07/23/2014 01:04 EDT | Updated 09/22/2014 05:59 EDT

Sask. woman braves jellyfish, big waves to swim English Channel

Nothing could stop Saskatchewan's Meghan Chisholm from swimming across the English Channel yesterday — not choppy water, not severe nausea, not even a school of stinging jellyfish.

The 19-year-old from Swift Current persevered through 48 kilometres of open water to become the first person from her province to achieve the feat.

"I started crying because I was happy," she said. "I was all bashed up. And I tried to stand up but I couldn't. So I was crawling on the rocks and rolling and finally when I stood up ... I wanted to scream but my voice and my throat was so sore."

A few minutes before 8 p.m. local time Tuesday, she emerged from the 18 C water close to Audresselles, France. But the 14-hour journey that started near Dover, England, was not an easy one, with a number of obstacles along the way.

Chisholm said she was about two hours into the swim when she felt nauseous. She threw up in the water several times, emptying her stomach.

There was choppy water, too, and at one point she was dealing with three-metre-high waves.

At around the half-way mark, Chisholm said, she heard her mother yelling from the boat that accompanied her on the journey.

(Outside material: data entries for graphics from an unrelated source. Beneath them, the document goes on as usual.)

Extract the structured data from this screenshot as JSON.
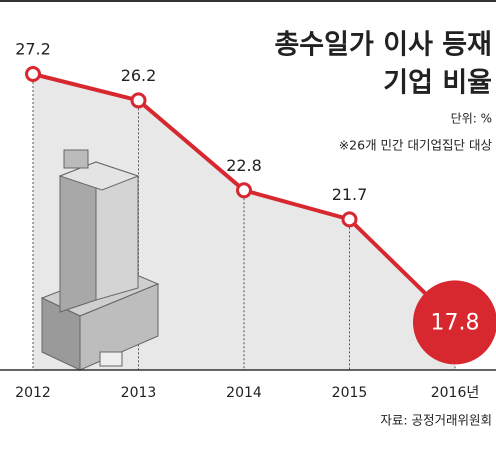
{
  "chart_data": {
    "type": "line",
    "title": [
      "총수일가 이사 등재",
      "기업 비율"
    ],
    "unit": "단위: %",
    "note": "※26개 민간 대기업집단 대상",
    "source": "자료: 공정거래위원회",
    "categories": [
      "2012",
      "2013",
      "2014",
      "2015",
      "2016년"
    ],
    "values": [
      27.2,
      26.2,
      22.8,
      21.7,
      17.8
    ],
    "color": "#d7282f",
    "ylim": [
      16,
      30
    ]
  }
}
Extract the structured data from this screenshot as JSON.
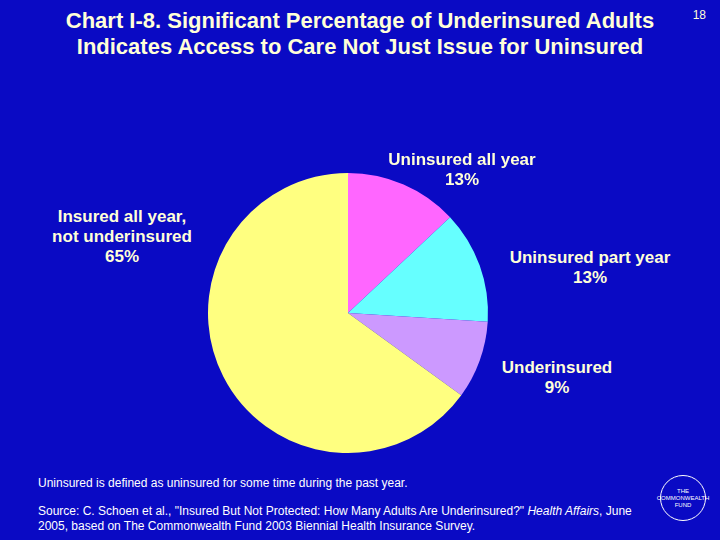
{
  "chart_data": {
    "type": "pie",
    "title": "Chart I-8. Significant Percentage of Underinsured Adults Indicates Access to Care Not Just Issue for Uninsured",
    "categories": [
      "Uninsured all year",
      "Uninsured part year",
      "Underinsured",
      "Insured all year,\nnot underinsured"
    ],
    "values": [
      13,
      13,
      9,
      65
    ],
    "value_labels": [
      "13%",
      "13%",
      "9%",
      "65%"
    ],
    "colors": [
      "#ff66ff",
      "#66ffff",
      "#cc99ff",
      "#ffff80"
    ],
    "data_labels": true,
    "page_number": "18",
    "note": "Uninsured is defined as uninsured for some time during the past year.",
    "source": {
      "before": "Source: C. Schoen et al., \"Insured But Not Protected: How Many Adults Are Underinsured?\" ",
      "italic": "Health Affairs",
      "after": ", June 2005, based on The Commonwealth Fund 2003 Biennial Health Insurance Survey."
    },
    "logo": "THE COMMONWEALTH FUND"
  }
}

"She was like, 'There's jellyfish!' and I look and I was like 'Oh my goodness!'" she told Morning Edition host Sheila Coles on Wednesday morning.

"I went through a school of jellyfish. It turns out one got me, brushed on my nose, one got me on my wrist, and on my thigh."

Cheered on by her family, who were waving the Canada, Saskatchewan and City of Swift Current flags, Chisholm soldiered on.

"I kept asking, 'How much longer? How much longer?" she said. When she was told there was only about three kilometres to go, she knew she would make it.

French reception committee

As she emerged on the rocky shore, three French people came forward and welcomed her.

"They all stood there applauding," she said. 

On Wednesday, Chisholm was back in England recovering from her ordeal. 

"My arms are really sore," she said.

She'll return to Saskatchewan where she plans to study nursing.

The soreness will fade, but not the memories of what she accomplished this week.

"It's just one of my dreams, one of my goals," she said. "What greater thing to do than to swim the Channel?"